With the coronavirus trouncing the United States like the 1927 Yankees ganging up on a Little League crew, numerous states including Indiana have mandated that Americans wear masks in public. Naturally, scientific reasoning has been met with apathy and stubbornness from many citizens.
If we as a nation cannot collectively make a routine of using masks, there will be no sports to enjoy any time soon. Obviously, far worse things will happen in terms of general human suffering, but we’ve made it pretty clear other’s safety ranks fairly low on our list of priorities.
Nonetheless, I think several athletes would agree there are instances during games in which even simple cloth masks are absolutely essential. But what could a thin layer of fabric offer that a helmet or mouthguard doesn’t?
Well, just ask mixed martial artists Anderson Silva and Chris Weidman. It is custom at MMA weigh-ins for fighters to stare menacingly at one another from mere inches apart. At one such event in 2013, as if drawn by an unseen animal magnetism, Silva and Weidman’s mean-mugging inadvertently gave way to a brief kiss.
There’s something truly poetic about men destined to come to blows sharing a tender moment like this, with sworn enemies finding love on the dawn of war. Even though Weidman later said Silvia had “nice lips,” the whole fiasco could have been avoided if each party had donned a mask. It’s impossible to play tonsil tennis if the ball can’t cross the net.
Okay, so athletes occasionally share an accidental smooch. But how common is it actually? Apparently, common enough that it happened twice to members of the Cleveland Cavaliers within a two-year span.
The Cavaliers displayed varying levels of basketball chemistry on the court in the 2015 playoffs, but their romantic chemistry was unparalleled.

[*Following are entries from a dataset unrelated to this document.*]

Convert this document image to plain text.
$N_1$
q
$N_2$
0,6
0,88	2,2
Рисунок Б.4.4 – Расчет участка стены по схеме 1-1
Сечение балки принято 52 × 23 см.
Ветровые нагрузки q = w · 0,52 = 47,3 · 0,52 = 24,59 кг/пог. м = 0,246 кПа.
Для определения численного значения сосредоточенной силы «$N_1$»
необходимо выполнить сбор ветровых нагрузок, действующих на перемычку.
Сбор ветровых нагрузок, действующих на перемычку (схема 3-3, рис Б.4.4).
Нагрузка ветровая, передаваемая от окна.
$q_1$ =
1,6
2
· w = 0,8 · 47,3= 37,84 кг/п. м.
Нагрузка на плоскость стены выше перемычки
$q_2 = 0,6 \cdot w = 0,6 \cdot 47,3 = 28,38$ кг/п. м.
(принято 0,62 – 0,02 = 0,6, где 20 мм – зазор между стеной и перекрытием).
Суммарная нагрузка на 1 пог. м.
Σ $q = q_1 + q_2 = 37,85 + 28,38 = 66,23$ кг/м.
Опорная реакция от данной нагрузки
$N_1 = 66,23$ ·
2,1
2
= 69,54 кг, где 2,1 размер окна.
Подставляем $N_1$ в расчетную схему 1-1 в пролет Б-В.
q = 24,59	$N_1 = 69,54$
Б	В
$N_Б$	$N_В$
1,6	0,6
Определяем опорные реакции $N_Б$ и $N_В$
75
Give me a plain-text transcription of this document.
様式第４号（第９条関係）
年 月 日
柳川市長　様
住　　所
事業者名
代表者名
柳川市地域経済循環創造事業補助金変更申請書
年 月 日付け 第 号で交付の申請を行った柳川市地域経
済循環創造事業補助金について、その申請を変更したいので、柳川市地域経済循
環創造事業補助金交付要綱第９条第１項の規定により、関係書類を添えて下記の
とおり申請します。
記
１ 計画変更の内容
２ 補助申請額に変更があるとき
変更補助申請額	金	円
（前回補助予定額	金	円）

In Game 3 versus the Boston Celtics, Cavaliers guard Iman Shumpert happened to turn his head as teammate Anderson Varejão was speaking into his ear, resulting in an unintentionally intimate exchange.
In June 2017, tensions ran high as the Cavaliers battled the Golden State Warriors in Game 5 of the NBA Finals. However, the Cavaliers’ Tristan Thompson and the Warriors’ David West cut that tension swiftly amid a bench-clearing altercation that once again led to a split-second kiss. Having to be held back from a fight is usually a mark of ferocity but takes on a much more confusing meaning when the two parties are separated moments after brushing lips.
Perhaps no competitor has ever had greater cause to shield his mouth and nose from the rest of the cruel, odorous world than Javale McGee. While playing for the Washington Wizards in a 2012 contest against the Houston Rockets, McGee attempted to defend a dunk by Rockets forward Chandler Parsons.
Not only did Parsons score on McGee, but he swung from the rim in a perfect circle with McGee’s face caught between Parsons' legs for the entire 360-degree revolution. No covering would have spared McGee from giving up a basket, but it would have kept him from empathizing with an unfortunate gym towel for a few seconds.
As for contact sports, a football helmet is meant to prevent brain trauma, but did little to protect former New York Jets quarterback Mark Sanchez from the emotional trauma he endured Thanksgiving 2012.
On a botched play, Sanchez found himself staring down a lightless tunnel when he slid face-first into the backside of offensive lineman Brandon Moore. He then dropped the ball in what is now infamously called the “Butt Fumble.”
We mock Sanchez for almost spearing his head into a teammate’s behind, yet we behave as if our heads are firmly wedged up our own rear ends. So please, please wear a mask. I really don’t want to be known as the highly privileged first-world country that utterly butt-fumbled the pandemic.